The big day arrives.  Our friendly neighbor drops us off at the Airporter depot and with little ado the family arrives at SFO before 11:00 a.m. for a 12:45 flight to Houston. We head to the ticket counter. The automatic teller only registers the adult reservations. Apparently there is a problem with the kids' reservation.  Our names pop up, but the kids' names don't.  We calmly wait for a United Airlines representative to help us.  She transfers us to a nice man who seemingly has no problem dealing with these sorts of situations.  Ten minutes later we are back in business, boarding passes in hand, bags checked and gone.  Carol gets to take the express line through security.  The rest of us get to do it the hard way.  The line isn't too bad.  We arrive at the gate with an hour to go before scheduled lift-off.  Carol even gets our seat assignments changed at the gate so that we can sit together as all that was available originally was four scattered seats, since Expedia didn't bother to get us seat assignments when they changed the flight, so we only got them that morning. But things were looking up.  Our seats were now together.  Time to get a burrito before boarding.  Brasilia here we come!

We let everybody board ahead of us.  No reason to choke down the burritos just to sit on the plane for half an hour before take off.  Flight leaves at 12:30.  We approach the gate at 12:10.  Carol's ticket goes through.  My ticket goes through.  Wait, there is a problem with Chloe's ticket.  It doesn't exist.  This is just a boarding pass.  Josh's has the same problem.  "We're sorry, your children cannot board the plane." Say what?!  How could we have been issued boarding passes without a ticket?  The gate counter people type on their computer terminals.  There is nothing they can do.  "We're sorry, but you will have to call Expedia to get this worked out."  But the flight leaves in ten minutes!

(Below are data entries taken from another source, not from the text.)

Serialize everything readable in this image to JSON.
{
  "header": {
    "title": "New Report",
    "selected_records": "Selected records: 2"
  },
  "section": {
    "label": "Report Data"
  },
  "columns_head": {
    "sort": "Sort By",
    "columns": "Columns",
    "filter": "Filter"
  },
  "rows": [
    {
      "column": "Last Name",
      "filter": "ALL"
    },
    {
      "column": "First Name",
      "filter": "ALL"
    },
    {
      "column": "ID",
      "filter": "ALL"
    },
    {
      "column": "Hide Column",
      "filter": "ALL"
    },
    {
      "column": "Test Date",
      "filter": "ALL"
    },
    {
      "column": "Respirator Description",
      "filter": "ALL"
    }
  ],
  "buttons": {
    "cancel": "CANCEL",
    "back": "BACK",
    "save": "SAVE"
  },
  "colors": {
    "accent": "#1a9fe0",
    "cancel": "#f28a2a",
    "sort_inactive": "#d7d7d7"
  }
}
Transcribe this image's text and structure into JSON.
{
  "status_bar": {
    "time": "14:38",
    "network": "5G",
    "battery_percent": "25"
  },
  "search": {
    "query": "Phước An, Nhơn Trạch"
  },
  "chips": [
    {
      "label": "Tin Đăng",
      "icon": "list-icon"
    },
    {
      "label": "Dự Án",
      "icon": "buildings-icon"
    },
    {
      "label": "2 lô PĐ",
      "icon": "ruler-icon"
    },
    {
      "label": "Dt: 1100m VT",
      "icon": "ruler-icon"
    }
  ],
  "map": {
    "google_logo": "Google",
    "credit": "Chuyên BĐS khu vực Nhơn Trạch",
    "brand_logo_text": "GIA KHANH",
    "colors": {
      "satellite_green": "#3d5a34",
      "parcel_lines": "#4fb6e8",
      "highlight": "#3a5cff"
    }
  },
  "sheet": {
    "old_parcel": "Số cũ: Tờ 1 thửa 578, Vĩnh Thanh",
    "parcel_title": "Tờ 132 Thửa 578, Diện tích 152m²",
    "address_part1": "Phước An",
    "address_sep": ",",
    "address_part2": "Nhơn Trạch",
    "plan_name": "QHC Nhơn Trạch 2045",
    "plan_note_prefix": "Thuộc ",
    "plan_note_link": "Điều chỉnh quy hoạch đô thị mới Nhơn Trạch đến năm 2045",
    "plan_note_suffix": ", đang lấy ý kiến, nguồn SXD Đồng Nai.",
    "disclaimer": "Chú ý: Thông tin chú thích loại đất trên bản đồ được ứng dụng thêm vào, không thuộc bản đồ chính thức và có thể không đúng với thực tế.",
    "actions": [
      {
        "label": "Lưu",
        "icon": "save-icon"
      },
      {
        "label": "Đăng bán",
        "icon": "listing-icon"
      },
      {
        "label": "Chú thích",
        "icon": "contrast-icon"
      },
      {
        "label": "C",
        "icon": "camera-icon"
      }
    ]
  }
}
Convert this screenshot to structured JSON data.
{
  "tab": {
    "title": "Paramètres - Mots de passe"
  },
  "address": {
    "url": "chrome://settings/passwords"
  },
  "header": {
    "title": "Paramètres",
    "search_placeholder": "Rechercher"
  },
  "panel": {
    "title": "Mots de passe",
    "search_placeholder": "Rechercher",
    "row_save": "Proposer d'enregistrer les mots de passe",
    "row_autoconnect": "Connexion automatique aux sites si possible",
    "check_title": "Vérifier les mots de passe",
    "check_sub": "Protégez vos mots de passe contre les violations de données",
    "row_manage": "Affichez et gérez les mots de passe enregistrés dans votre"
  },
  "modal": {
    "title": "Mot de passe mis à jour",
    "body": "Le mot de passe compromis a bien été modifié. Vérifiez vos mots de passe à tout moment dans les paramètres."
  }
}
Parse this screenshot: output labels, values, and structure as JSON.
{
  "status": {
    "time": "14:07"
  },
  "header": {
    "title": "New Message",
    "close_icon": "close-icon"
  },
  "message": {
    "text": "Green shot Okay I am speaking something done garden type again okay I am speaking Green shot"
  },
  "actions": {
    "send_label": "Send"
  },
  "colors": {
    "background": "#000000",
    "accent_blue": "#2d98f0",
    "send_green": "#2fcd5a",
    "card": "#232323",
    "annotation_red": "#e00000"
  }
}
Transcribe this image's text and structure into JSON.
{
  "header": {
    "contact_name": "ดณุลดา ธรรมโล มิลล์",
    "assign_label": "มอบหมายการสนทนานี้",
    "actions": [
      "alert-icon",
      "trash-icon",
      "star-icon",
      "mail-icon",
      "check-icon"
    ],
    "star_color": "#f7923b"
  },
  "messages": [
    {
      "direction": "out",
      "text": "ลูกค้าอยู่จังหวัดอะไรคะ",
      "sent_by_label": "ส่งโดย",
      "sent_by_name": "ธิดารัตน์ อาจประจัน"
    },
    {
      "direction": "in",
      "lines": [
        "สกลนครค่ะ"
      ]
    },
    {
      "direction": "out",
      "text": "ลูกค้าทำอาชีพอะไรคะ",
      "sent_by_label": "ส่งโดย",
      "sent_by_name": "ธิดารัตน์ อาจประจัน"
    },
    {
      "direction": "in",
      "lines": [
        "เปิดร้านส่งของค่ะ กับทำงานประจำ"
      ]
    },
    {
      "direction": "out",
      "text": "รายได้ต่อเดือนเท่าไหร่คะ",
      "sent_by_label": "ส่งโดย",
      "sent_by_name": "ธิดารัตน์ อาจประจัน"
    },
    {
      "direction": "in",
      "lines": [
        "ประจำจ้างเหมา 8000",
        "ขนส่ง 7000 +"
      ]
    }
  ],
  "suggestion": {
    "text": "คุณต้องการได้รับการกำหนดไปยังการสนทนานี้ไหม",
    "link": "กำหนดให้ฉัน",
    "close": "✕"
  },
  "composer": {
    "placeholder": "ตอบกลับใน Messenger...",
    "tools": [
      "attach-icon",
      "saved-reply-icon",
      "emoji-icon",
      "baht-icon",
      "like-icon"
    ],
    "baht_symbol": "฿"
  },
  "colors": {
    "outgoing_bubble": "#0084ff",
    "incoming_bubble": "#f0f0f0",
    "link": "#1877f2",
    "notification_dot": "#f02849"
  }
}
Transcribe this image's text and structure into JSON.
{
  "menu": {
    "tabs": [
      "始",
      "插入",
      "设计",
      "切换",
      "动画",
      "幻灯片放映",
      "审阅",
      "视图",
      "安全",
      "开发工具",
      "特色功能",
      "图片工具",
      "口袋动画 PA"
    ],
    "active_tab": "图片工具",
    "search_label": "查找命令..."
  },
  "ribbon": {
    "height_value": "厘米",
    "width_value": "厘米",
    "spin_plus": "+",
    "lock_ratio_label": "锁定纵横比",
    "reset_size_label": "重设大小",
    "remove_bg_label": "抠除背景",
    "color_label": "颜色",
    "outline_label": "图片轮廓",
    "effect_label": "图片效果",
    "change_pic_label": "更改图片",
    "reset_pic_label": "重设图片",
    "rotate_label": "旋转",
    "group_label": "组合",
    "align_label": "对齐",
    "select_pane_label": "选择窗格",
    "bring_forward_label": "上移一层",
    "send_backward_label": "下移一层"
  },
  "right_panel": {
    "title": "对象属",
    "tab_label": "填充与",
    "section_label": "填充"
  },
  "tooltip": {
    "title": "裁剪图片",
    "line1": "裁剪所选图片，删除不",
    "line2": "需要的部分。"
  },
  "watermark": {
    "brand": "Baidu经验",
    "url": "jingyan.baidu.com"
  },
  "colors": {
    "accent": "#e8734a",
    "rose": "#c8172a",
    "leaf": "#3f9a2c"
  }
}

The nightmare has only just begun. Expedia won't help us. Our flight leaves without us. Carol is on hold with Expedia.  The United folks tell us that everything is OK. There is another flight to Houston that arrives with enough time for us to catch the Rio flight. It is only half a mile away on the other side of the airport.  It leaves in 90 minutes. That should be sufficient time to get things worked out. "Should be" and reality rarely mesh under these sorts of circumstances, I've found.  Carol is on the phone still.  She begs.  She pleads.  They put her on hold.  She threatens, she chastises.  They put her on hold.  We walk to the new gate with her still on hold.  I call Expedia to complain that Carol has been on hold for over an hour and the next flight is about to leave.  Heads will roll! I get conveniently disconnected.  The new gate employee for United starts to try really hard to get us on the flight.  We offer to pay for new tickets since there are obviously empty seats as we still have a reservation even without tickets.  He can't do it.  Expedia has us locked out somehow.  He gets on the phone with the help desk that only airline employees can access.  Carol is still on the phone, sometimes talking, but mostly on hold.  Nothing gets settled.  The second flight leaves.  There will be no flight to Rio today.

What's more, our luggage is now in Houston without us.  It cannot be sent back to SFO in time for us to pick it up tomorrow and send it on its way again.  It cannot move on internationally without us.  Either we have to fly through Houston to get our bags checked on to Rio, or we can arrive in Rio, and then write up a request for our bags to be sent to us, and they will come within two days.  The problem is that we were only staying three nights in Rio before moving on to other parts of Brazil and South America.  We've lost tonight.  We have only two nights left.  We won't get our bags doing that.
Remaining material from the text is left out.